R2 Technology (Sunnyvale, California) has added a big name to the list of medical manufacturers that sell its computer-aided detection system (CAD) with their digital mammography systems.
R2 reported last week that the FDA gave its approval for the company to expand the use of its ImageChecker D product for CAD processing of images acquired with the Siemens Medical Solutions (Malvern, Pennsylvania) Mammomat Novation DR and viewed on Siemens' MammoReportPlus softcopy reporting workstation.
Siemens and R2 first entered into an agreement in 2002 and renewed it earlier this year. Under that agreement, Siemens and R2 have exclusive worldwide distribution rights to sell the R2 customized product in combination with Siemens Mammomat. Worldwide shipments of the integrated systems are expected to begin "shortly," R2 said.
Julian Marshall, principal engineer with R2, told Diagnostics & Imaging Week, "This deal gives R2 access to the marketing and sales prowess of Siemens, so we're on the cusp of the wave in the U.S., and our strong relationship with them will also help bolster sales from their installed base overseas and new sales overseas."

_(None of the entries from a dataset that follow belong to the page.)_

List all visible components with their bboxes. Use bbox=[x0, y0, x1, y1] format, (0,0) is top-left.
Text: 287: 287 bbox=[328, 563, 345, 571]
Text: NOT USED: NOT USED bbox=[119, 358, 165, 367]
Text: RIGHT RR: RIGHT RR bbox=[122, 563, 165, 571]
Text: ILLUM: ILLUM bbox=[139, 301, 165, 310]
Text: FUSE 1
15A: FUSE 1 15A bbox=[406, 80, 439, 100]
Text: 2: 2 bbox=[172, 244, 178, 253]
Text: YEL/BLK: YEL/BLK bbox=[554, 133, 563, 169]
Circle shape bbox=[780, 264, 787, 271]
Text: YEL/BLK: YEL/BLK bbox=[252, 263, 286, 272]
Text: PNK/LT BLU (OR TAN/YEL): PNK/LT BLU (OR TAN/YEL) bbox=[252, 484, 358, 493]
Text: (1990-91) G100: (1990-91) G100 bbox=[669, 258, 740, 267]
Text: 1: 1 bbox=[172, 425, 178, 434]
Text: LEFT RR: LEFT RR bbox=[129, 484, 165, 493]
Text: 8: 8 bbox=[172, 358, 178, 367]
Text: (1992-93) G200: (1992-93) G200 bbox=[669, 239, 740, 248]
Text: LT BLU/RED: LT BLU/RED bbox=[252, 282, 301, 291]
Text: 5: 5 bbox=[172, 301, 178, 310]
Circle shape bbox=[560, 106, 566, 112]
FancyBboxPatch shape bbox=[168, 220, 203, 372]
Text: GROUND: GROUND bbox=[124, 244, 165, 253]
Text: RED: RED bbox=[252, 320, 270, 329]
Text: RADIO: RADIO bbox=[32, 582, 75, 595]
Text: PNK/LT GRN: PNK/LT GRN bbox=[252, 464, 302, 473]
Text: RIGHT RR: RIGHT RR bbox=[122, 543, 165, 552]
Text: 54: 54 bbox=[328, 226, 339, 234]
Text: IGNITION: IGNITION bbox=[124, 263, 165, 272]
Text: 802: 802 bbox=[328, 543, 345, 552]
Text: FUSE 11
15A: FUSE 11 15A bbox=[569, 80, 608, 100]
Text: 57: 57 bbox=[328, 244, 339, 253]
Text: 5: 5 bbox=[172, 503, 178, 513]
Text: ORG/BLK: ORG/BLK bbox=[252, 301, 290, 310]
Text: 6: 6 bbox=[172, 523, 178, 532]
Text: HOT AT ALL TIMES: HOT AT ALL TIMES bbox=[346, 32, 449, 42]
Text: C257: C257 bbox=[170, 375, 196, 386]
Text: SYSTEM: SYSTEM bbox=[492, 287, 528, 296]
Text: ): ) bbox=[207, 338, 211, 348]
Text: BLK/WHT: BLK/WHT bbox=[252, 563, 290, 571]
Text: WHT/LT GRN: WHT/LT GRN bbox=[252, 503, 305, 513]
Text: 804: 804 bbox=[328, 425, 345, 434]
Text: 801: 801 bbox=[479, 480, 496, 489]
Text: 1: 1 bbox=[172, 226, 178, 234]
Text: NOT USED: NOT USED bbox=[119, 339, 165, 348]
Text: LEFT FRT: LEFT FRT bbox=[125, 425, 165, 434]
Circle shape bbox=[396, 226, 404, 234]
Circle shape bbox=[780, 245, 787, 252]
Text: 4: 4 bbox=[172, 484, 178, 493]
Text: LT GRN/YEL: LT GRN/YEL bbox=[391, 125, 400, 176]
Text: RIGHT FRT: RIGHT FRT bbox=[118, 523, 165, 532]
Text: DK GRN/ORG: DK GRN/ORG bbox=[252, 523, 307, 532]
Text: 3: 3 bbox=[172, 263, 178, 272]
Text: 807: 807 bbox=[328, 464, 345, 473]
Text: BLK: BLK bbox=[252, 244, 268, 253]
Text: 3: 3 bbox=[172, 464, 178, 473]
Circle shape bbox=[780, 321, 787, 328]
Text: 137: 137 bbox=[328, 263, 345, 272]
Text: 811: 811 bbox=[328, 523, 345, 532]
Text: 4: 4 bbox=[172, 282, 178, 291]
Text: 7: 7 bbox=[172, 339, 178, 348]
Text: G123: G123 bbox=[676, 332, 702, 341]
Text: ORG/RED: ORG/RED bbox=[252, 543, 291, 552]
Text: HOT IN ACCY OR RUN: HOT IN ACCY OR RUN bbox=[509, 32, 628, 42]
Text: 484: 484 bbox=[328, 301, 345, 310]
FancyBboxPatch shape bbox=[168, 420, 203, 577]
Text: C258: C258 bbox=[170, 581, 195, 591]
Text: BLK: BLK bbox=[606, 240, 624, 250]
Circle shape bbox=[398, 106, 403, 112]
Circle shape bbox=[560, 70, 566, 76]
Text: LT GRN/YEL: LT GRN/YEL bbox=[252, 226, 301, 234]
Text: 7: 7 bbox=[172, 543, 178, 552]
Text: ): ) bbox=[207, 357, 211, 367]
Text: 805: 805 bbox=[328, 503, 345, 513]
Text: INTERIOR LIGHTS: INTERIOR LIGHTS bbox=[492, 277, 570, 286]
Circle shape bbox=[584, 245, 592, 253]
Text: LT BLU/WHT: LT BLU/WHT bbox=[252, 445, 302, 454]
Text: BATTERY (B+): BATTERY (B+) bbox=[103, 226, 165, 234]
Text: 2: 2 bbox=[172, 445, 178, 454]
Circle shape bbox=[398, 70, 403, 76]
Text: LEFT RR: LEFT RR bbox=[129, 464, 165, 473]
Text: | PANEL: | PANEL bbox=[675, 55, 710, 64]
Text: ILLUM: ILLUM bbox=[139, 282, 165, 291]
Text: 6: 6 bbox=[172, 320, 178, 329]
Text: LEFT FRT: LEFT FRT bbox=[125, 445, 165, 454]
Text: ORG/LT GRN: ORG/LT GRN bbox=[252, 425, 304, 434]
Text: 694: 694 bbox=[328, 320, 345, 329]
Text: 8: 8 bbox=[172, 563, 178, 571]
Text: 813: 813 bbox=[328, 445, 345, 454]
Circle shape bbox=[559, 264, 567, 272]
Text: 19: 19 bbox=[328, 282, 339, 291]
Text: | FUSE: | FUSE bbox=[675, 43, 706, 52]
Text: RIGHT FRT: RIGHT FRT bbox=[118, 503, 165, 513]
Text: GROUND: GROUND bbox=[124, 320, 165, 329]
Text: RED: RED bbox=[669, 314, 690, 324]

R2 already has deals with such providers as GE Healthcare (Waukesha, Wisconsin), Fisher Healthcare (Houston) and Hologic (Bedford, Massachusetts).
Computer-aided detection is being used by more and more radiologists when reading mammograms in order to detect trouble spots that may not be seen with regular mammography.
The company said that clinical trials have demonstrated that use of the R2 ImageChecker system "could result in earlier detection of up to 23.4% of the cancers currently detected with screening mammography in those women who had a prior screening mammogram nine to 24 months earlier." R2's system was the first approved by the FDA for use with mammography, the company noted.
Now, Siemens customers "can enjoy the benefits of R2's "gold standard" CAD. As they transition to digital mammography, they're going to get the assistance of an algorithm that is designed to help the radiologists find those things that are easily overlooked" on other systems without the benefit of CAD, Marshall said.
"Siemens Medical teamed up with R2 Technology in 2002 to customize and develop innovative technology to promote women's healthcare and the early detection of breast cancer worldwide," said Holger Schmidt, head of the Special Systems Division at Siemens Medical Solutions, in a statement. "By combining our excellent products, we have created innovative solutions that improve our customer's workflow and their quality outcome."
Siemens is responsible for marketing the integrated products of R2's CAD with its Mammomat, but Schmidt said he was unsure whether the product would be introduced all at once or whether it will be rolled out. The goal is to have the Siemens/R2 product sold at one time.
Marshall told D&IW that "Siemens is the big deal here, because they already have a lot of installed systems. They're going to be aggressive, I think, in helping to deliver R2" to the marketplace.
R2's goal is to have its CAD systems sold by as many providers of digital mammography systems as possible.
Late last summer, the FDA approved the use of its competitor iCAD's (Nashua, New Hampshire) Second Look Digital CAD technology with Hologic's full-field digital mammography system the Lorad Selenia.
Last year, R2 received an FDA "approvable" letter for the ImageChecker CT CAD Software system for the purpose of detecting solid lung nodules during review of multi-detector computed tomography chest exams.
R2 said at the time that early lung cancer presents as nodules and can be difficult to detect, but the hope was that the new system could detect lung cancer earlier, leading to better outcomes.